* Sees 10 percent revenue uplift among 4G users
* Adds 201,000 contract users in Q4
* Says 4G roll out on track
By Paul Sandle
LONDON, Feb 19 (Reuters) - Mobile phone company EE, which launched Britain’s first 4G services in October, said on Tuesday it had seen a revenue uplift from early adopters but did not reveal how many customers had signed up for the faster, more expensive, network.
The company, Britain’s biggest mobile operator, said customers on its new super fast 4G network were spending 10 percent more on average by making video calls and consuming more data.
“When you look at the early customers migrating from (3G brands) Orange and T-Mobile to EE we are seeing a 10 percent ARPU (average revenue per user) increase,” Chief Executive Olaf Swantee said.
He would not reveal 4G subscriber numbers because rivals are preparing to launch their own services later this year.
“I can say our plan is on track, we are very pleased with the progress we are making,” he said.
EE, a joint venture between France Telecom and Deutsche Telekom, was given the go-ahead by regulators last year to reuse its existing airwaves for 4G, giving it a head start on rivals.
Telecoms regulator Ofcom is auctioning more 4G airwaves at the moment, which will enable Vodafone, O2 and Three to launch 4G services from the middle of 2013.
The new networks offer speeds around five times faster than 3G, and deliver additional capacity for smartphones to access content like video and music.
Analysts at telecoms consultancy Ovum said the lack of details on 4G customer numbers was telling.
“If customer uptake was far ahead of expectation, then we would hear about it,” analyst Steven Hartley said.
“We therefore have to conclude that uptake has not been spectacular. That doesn’t make it a disaster, just not necessarily fully optimising its monopoly position.”
EE, which has 27 million customers, added 201,000 net contract subscribers in the fourth quarter, a slowdown from 250,000 in the third quarter.

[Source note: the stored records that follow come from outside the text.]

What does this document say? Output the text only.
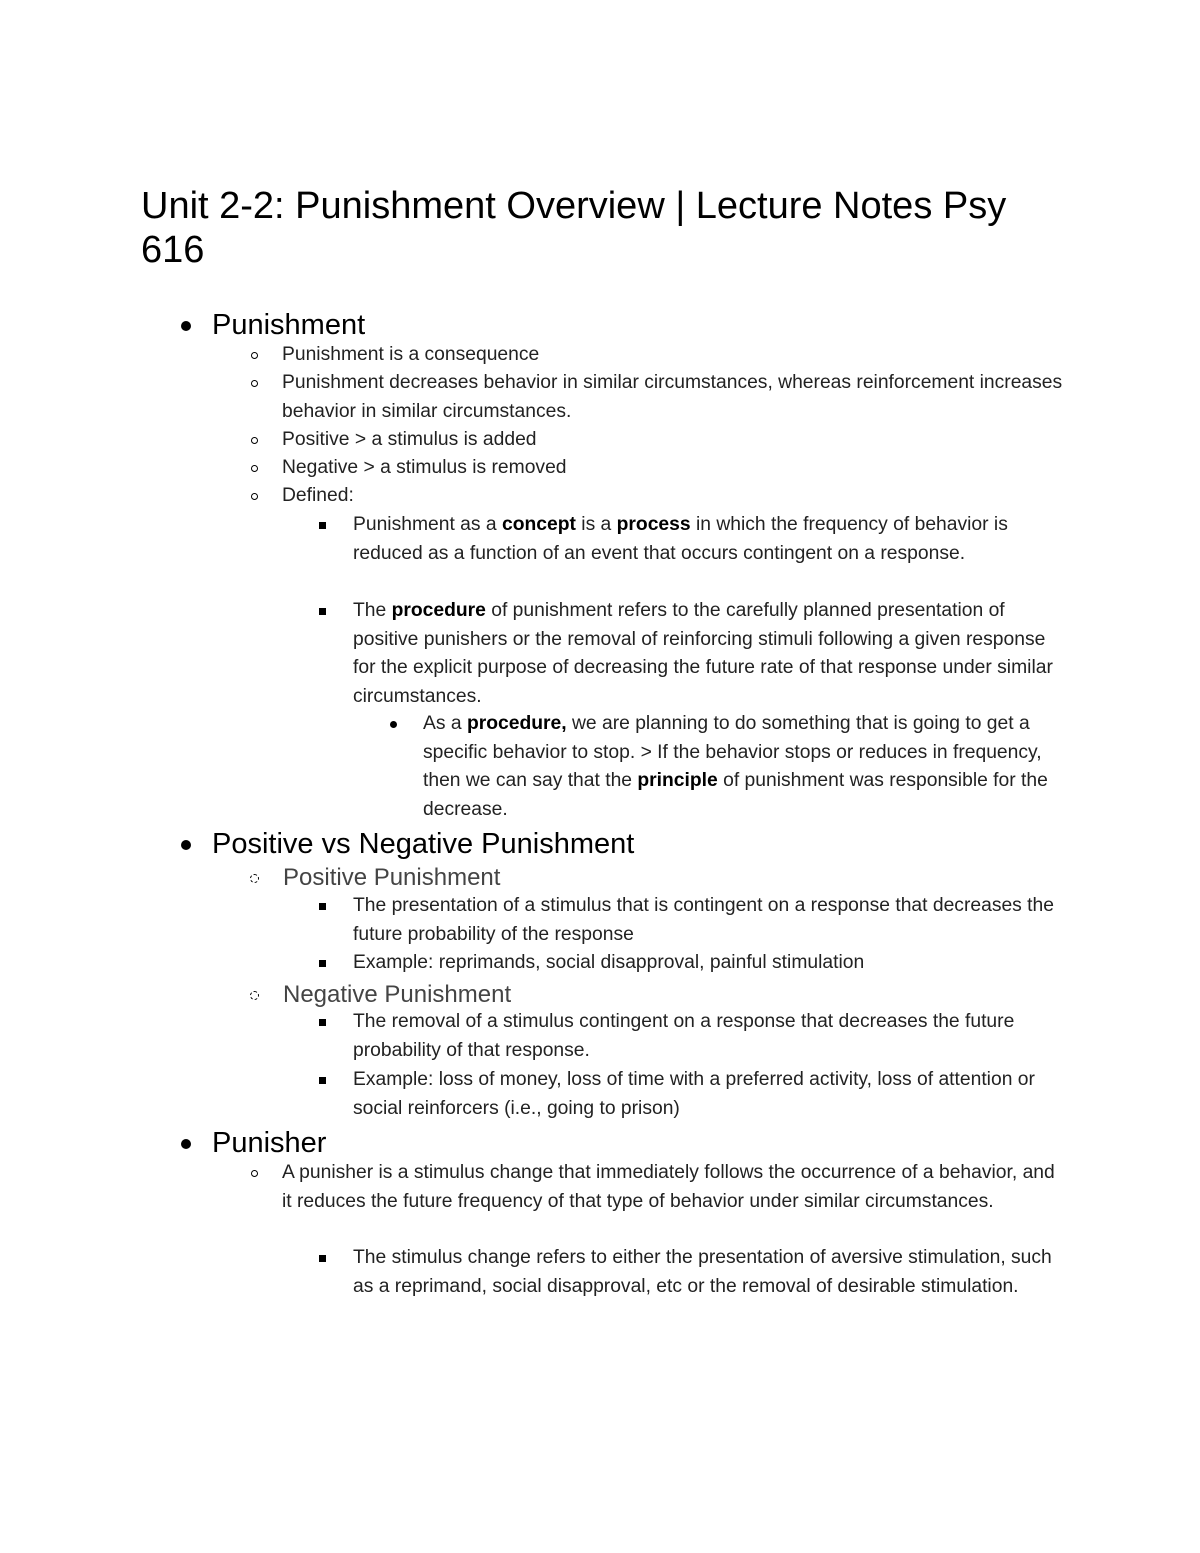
Unit 2-2: Punishment Overview | Lecture Notes Psy 616
Punishment
Punishment is a consequence
Punishment decreases behavior in similar circumstances, whereas reinforcement increases behavior in similar circumstances.
Positive > a stimulus is added
Negative > a stimulus is removed
Defined:
Punishment as a concept is a process in which the frequency of behavior is reduced as a function of an event that occurs contingent on a response.
The procedure of punishment refers to the carefully planned presentation of positive punishers or the removal of reinforcing stimuli following a given response for the explicit purpose of decreasing the future rate of that response under similar circumstances.
As a procedure, we are planning to do something that is going to get a specific behavior to stop. > If the behavior stops or reduces in frequency, then we can say that the principle of punishment was responsible for the decrease.
Positive vs Negative Punishment
Positive Punishment
The presentation of a stimulus that is contingent on a response that decreases the future probability of the response
Example: reprimands, social disapproval, painful stimulation
Negative Punishment
The removal of a stimulus contingent on a response that decreases the future probability of that response.
Example: loss of money, loss of time with a preferred activity, loss of attention or social reinforcers (i.e., going to prison)
Punisher
A punisher is a stimulus change that immediately follows the occurrence of a behavior, and it reduces the future frequency of that type of behavior under similar circumstances.
The stimulus change refers to either the presentation of aversive stimulation, such as a reprimand, social disapproval, etc or the removal of desirable stimulation.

The company gave no breakdown of how many were 4G subscribers.
But Swantee said customers were switching to 4G when they upgraded their smartphones, typically after two years.
“In total for the second half we had 1.9 million upgrades, so that’s where most (4G) activity is happening,” he said. “Clearly also a part of the net adds are customers coming to 4G.”
Swantee said 4G was available in 18 cities, covering 43 percent of the population at the end of 2012, 10 percentage points ahead of its plan.
The group, which introduced the EE brand for its new service alongside its existing Orange and T-Mobile offers, priced its 4G tariff 10-20 percent higher than equivalent 3G plans.
It was also seeing good demand for faster data connections from corporate customers, a business segment where EE previously trailed rivals, Swantee said.
“The B2B uptake on 4G is very strong,” he said. “We have already over a 1,000 corporate customers using 4G in various degrees.”
EE, previously called Everything Everywhere, posted full-year adjusted core earnings of 1.41 billion pounds ($2.18 billion), broadly flat on the year before, on revenue of 6.7 billion pounds, down 1.9 percent.
Its service revenue of 5.95 billion pounds rose 2.7 percent, excluding the impact of regulatory price changes.
EE’s owners are reviewing the business, and have said a public listing is the preferred option. Swantee said he had no update on the intentions of France Telecom and Deutsche Telekom.